Individuals have stepped forward, too, to read drafts, discuss problems, and otherwise make the book possible. Nathalia Brichet, Zachary Caple, Alan Christy, Paulla Ebron, Susan Friedman, Elaine Gan, Scott Gilbert, Donna Haraway, Susan Harding, Frida Hastrup, Michael Hathaway, Gail Hershatter, Kregg Hetherington, Rusten Hogness, Andrew Mathews, James Scott, Heather Swanson, and Susan Wright kindly listened, read, and commented. Miyako Inoue retranslated the poetry. Kathy Chetkovich was an essential writing-and-thinking guide.

This book includes photographs only because of Elaine Gan’s generous help in working with them. All emerge from my research, but I have taken the liberty of using several photographs shot by my research assistant, Lue Vang, when we worked together (images preceding
chapters 9
,
10
,
14
, and bottom photo of the “Tracking” interlude). I took the others. Elaine Gan made them usable with help from Laura Wright. Elaine Gan also drew the illustrations that mark sections within the chapters. They show fungal spores, rain, mycorrhiza, and mushrooms. I leave it to readers to wander through them.

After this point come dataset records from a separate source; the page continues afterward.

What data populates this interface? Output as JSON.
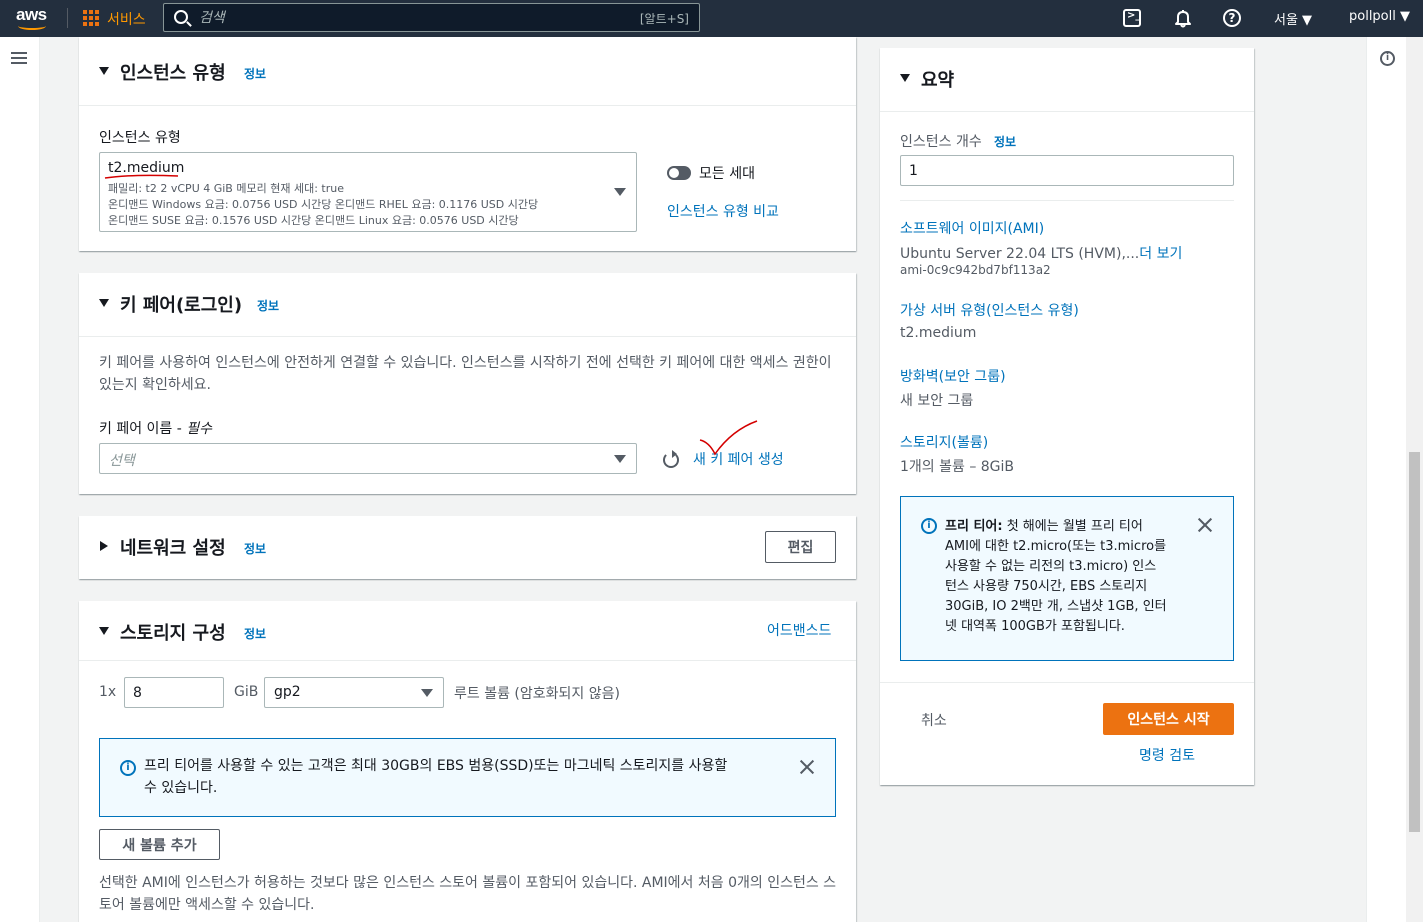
{
  "nav": {
    "logo": "aws",
    "services": "서비스",
    "search_placeholder": "검색",
    "search_shortcut": "[알트+S]",
    "help_icon_glyph": "?",
    "region": "서울 ▼",
    "user": "pollpoll ▼"
  },
  "instance_type_panel": {
    "title": "인스턴스 유형",
    "info": "정보",
    "field_label": "인스턴스 유형",
    "selected": "t2.medium",
    "line1": "패밀리: t2    2 vCPU    4 GiB 메모리    현재 세대: true",
    "line2": "온디맨드 Windows 요금: 0.0756 USD 시간당    온디맨드 RHEL 요금: 0.1176 USD 시간당",
    "line3": "온디맨드 SUSE 요금: 0.1576 USD 시간당    온디맨드 Linux 요금: 0.0576 USD 시간당",
    "all_generations": "모든 세대",
    "compare_link": "인스턴스 유형 비교"
  },
  "keypair_panel": {
    "title": "키 페어(로그인)",
    "info": "정보",
    "description": "키 페어를 사용하여 인스턴스에 안전하게 연결할 수 있습니다. 인스턴스를 시작하기 전에 선택한 키 페어에 대한 액세스 권한이 있는지 확인하세요.",
    "field_label": "키 페어 이름 - ",
    "required": "필수",
    "select_placeholder": "선택",
    "create_link": "새 키 페어 생성"
  },
  "network_panel": {
    "title": "네트워크 설정",
    "info": "정보",
    "edit_button": "편집"
  },
  "storage_panel": {
    "title": "스토리지 구성",
    "info": "정보",
    "advanced_link": "어드밴스드",
    "count_prefix": "1x",
    "size_value": "8",
    "unit": "GiB",
    "volume_type": "gp2",
    "root_volume": "루트 볼륨  (암호화되지 않음)",
    "alert_text": "프리 티어를 사용할 수 있는 고객은 최대 30GB의 EBS 범용(SSD)또는 마그네틱 스토리지를 사용할 수 있습니다.",
    "add_volume_button": "새 볼륨 추가",
    "footer_text": "선택한 AMI에 인스턴스가 허용하는 것보다 많은 인스턴스 스토어 볼륨이 포함되어 있습니다. AMI에서 처음 0개의 인스턴스 스토어 볼륨에만 액세스할 수 있습니다."
  },
  "summary_panel": {
    "title": "요약",
    "instance_count_label": "인스턴스 개수",
    "info": "정보",
    "instance_count_value": "1",
    "ami_link": "소프트웨어 이미지(AMI)",
    "ami_name": "Ubuntu Server 22.04 LTS (HVM),...",
    "ami_more": "더 보기",
    "ami_id": "ami-0c9c942bd7bf113a2",
    "instance_type_link": "가상 서버 유형(인스턴스 유형)",
    "instance_type_value": "t2.medium",
    "firewall_link": "방화벽(보안 그룹)",
    "firewall_value": "새 보안 그룹",
    "storage_link": "스토리지(볼륨)",
    "storage_value": "1개의 볼륨 – 8GiB",
    "free_tier_bold": "프리 티어:",
    "free_tier_line1": " 첫 해에는 월별 프리 티어",
    "free_tier_line2": "AMI에 대한 t2.micro(또는 t3.micro를",
    "free_tier_line3": "사용할 수 없는 리전의 t3.micro) 인스",
    "free_tier_line4": "턴스 사용량 750시간, EBS 스토리지",
    "free_tier_line5": "30GiB, IO 2백만 개, 스냅샷 1GB, 인터",
    "free_tier_line6": "넷 대역폭 100GB가 포함됩니다.",
    "cancel": "취소",
    "launch_button": "인스턴스 시작",
    "review_link": "명령 검토"
  },
  "colors": {
    "nav_bg": "#232f3e",
    "accent_orange": "#ec7211",
    "link_blue": "#0073bb",
    "annotation_red": "#d40000"
  }
}
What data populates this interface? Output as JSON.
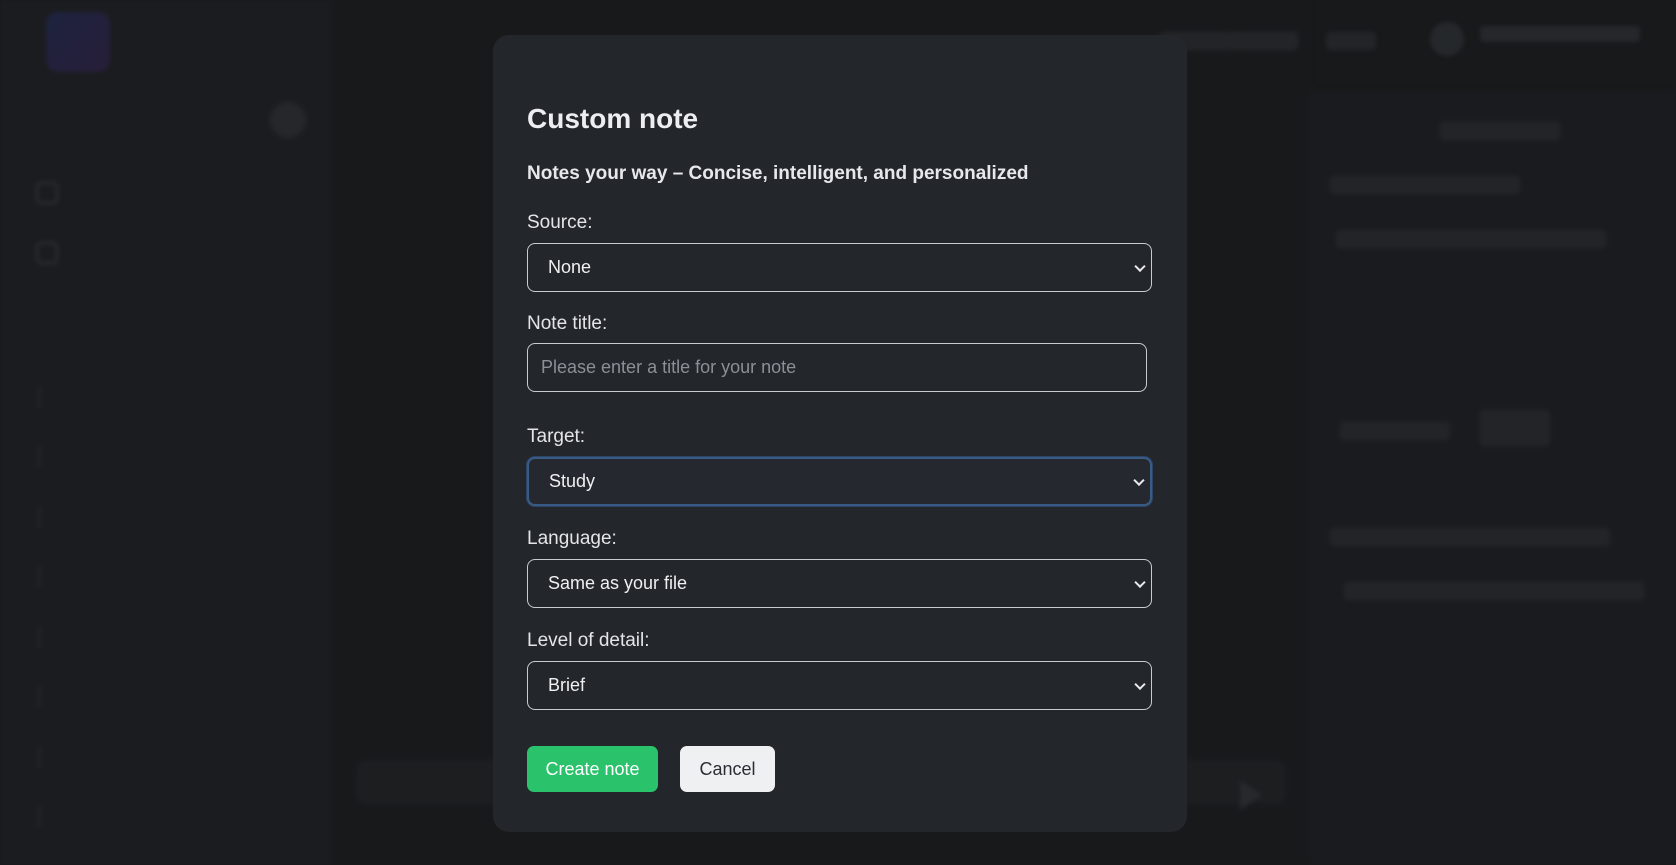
{
  "modal": {
    "title": "Custom note",
    "subtitle": "Notes your way – Concise, intelligent, and personalized",
    "source": {
      "label": "Source:",
      "value": "None"
    },
    "note_title": {
      "label": "Note title:",
      "placeholder": "Please enter a title for your note",
      "value": ""
    },
    "target": {
      "label": "Target:",
      "value": "Study"
    },
    "language": {
      "label": "Language:",
      "value": "Same as your file"
    },
    "detail": {
      "label": "Level of detail:",
      "value": "Brief"
    },
    "create_label": "Create note",
    "cancel_label": "Cancel"
  },
  "colors": {
    "primary_button": "#2ac36c",
    "modal_background": "#23262b",
    "focus_ring": "#3a5a86"
  },
  "icons": [
    "chevron-down-icon"
  ]
}
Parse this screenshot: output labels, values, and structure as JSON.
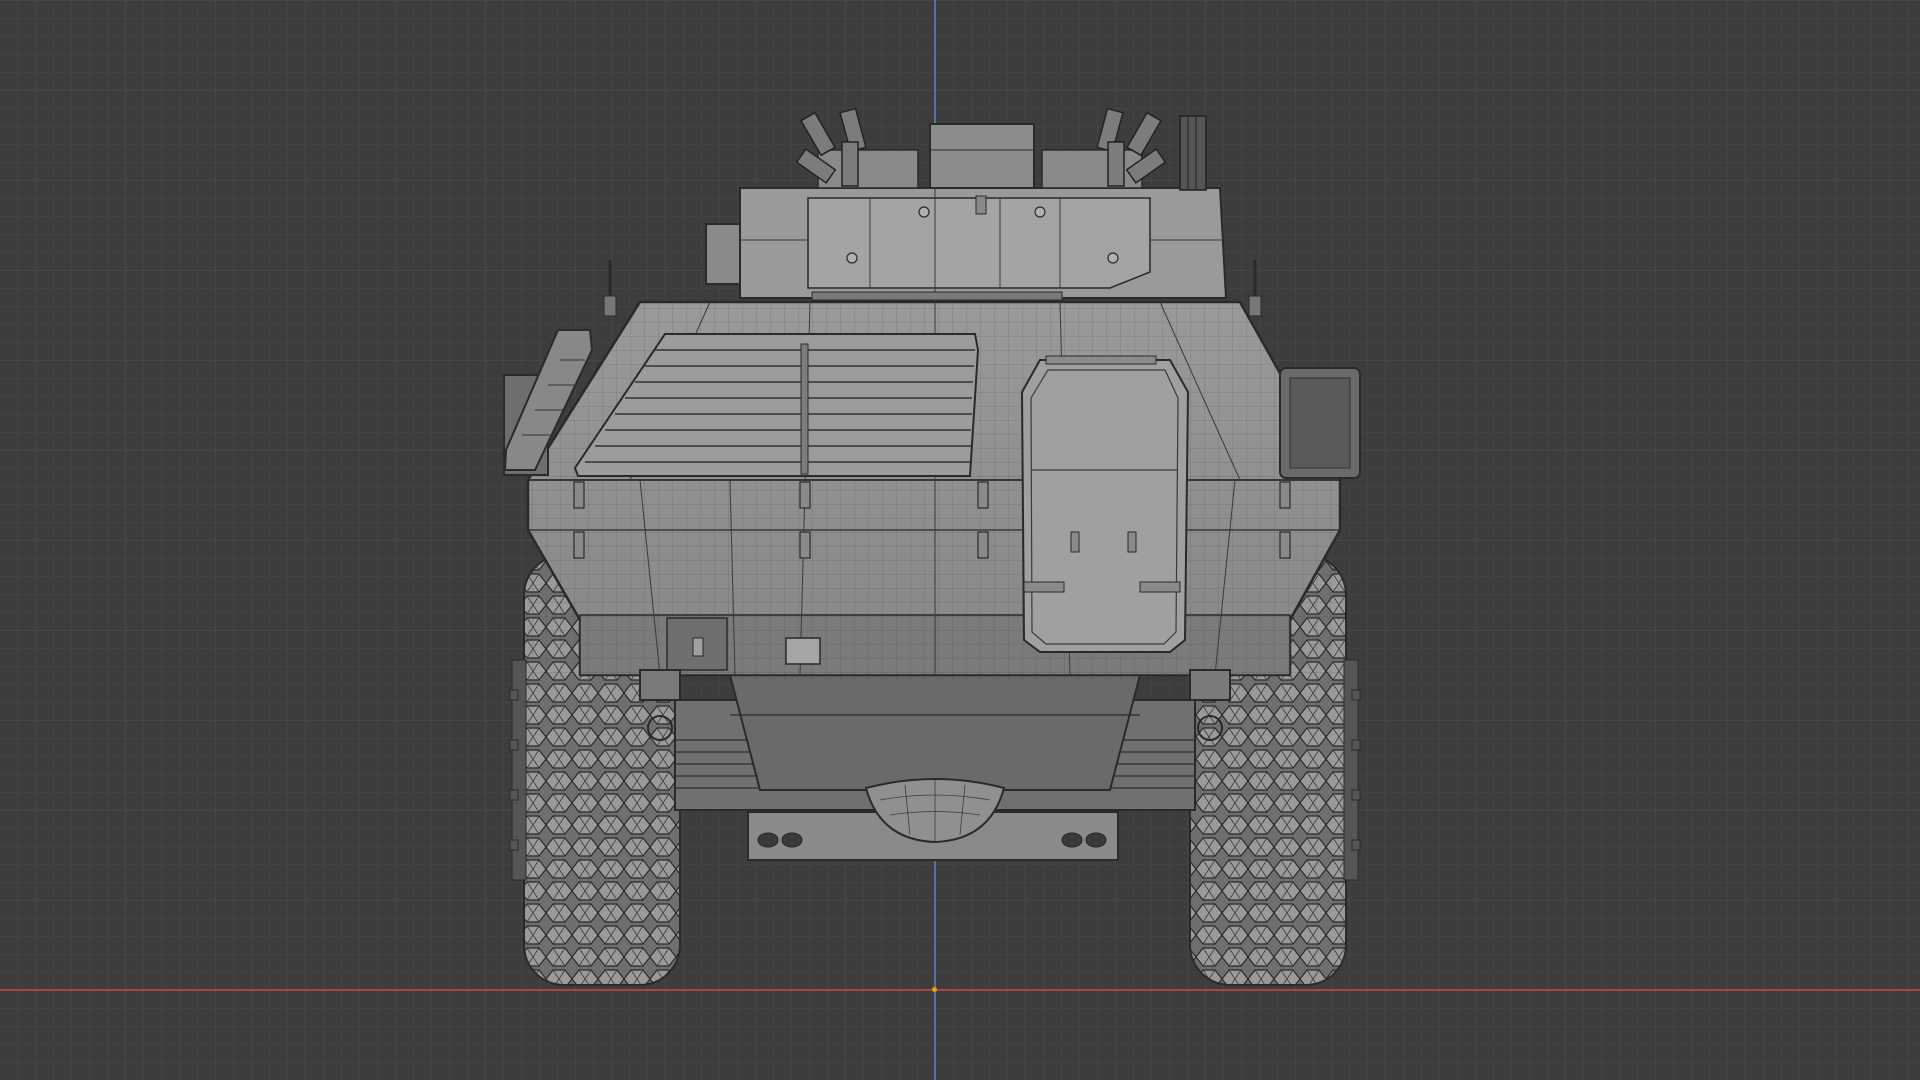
{
  "viewport": {
    "view": "front-orthographic",
    "shading": "solid-wireframe",
    "grid": true,
    "axes": [
      "x",
      "z"
    ],
    "colors": {
      "background": "#3d3d3d",
      "grid_major": "#474747",
      "grid_minor": "#434343",
      "axis_x": "#b8474f",
      "axis_z": "#4f7fb8",
      "model_light": "#8e8e8e",
      "model_mid": "#7a7a7a",
      "model_dark": "#5c5c5c",
      "wire": "#2a2a2a"
    }
  },
  "model": {
    "name_icon": "armored-vehicle-mesh",
    "parts": [
      "turret",
      "hull",
      "front-hatch",
      "left-wheel",
      "right-wheel",
      "bumper",
      "tow-hook",
      "smoke-launchers",
      "antennas",
      "mirrors"
    ]
  }
}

I owe another enormous set of debts to the many people who agreed to talk and work with me in all my research sites. Pickers interrupted their foraging; scientists interrupted their research; entrepreneurs took time
from their businesses. I am grateful. Yet, to protect people’s privacy, most individual names in the book are pseudonyms. The exceptions are public figures, including scientists as well as those who offer their views in public spaces. For such spokespersons, it seemed disrespectful to cover up names. A similar intention shapes my use of place names: I name cities but, because this book is not primarily a village study, I avoid local place names when I move to the countryside, where mentioning names might disrupt people’s privacy.

Because this book relies on such motley sources, I have included references in notes rather than compile a unified bibliography. For Chinese, Japanese, and Hmong names in the citations, I put the first letter of the family name in bold for the first usage. This allows me to vary surname order, depending on where the author’s name happened to enter my research.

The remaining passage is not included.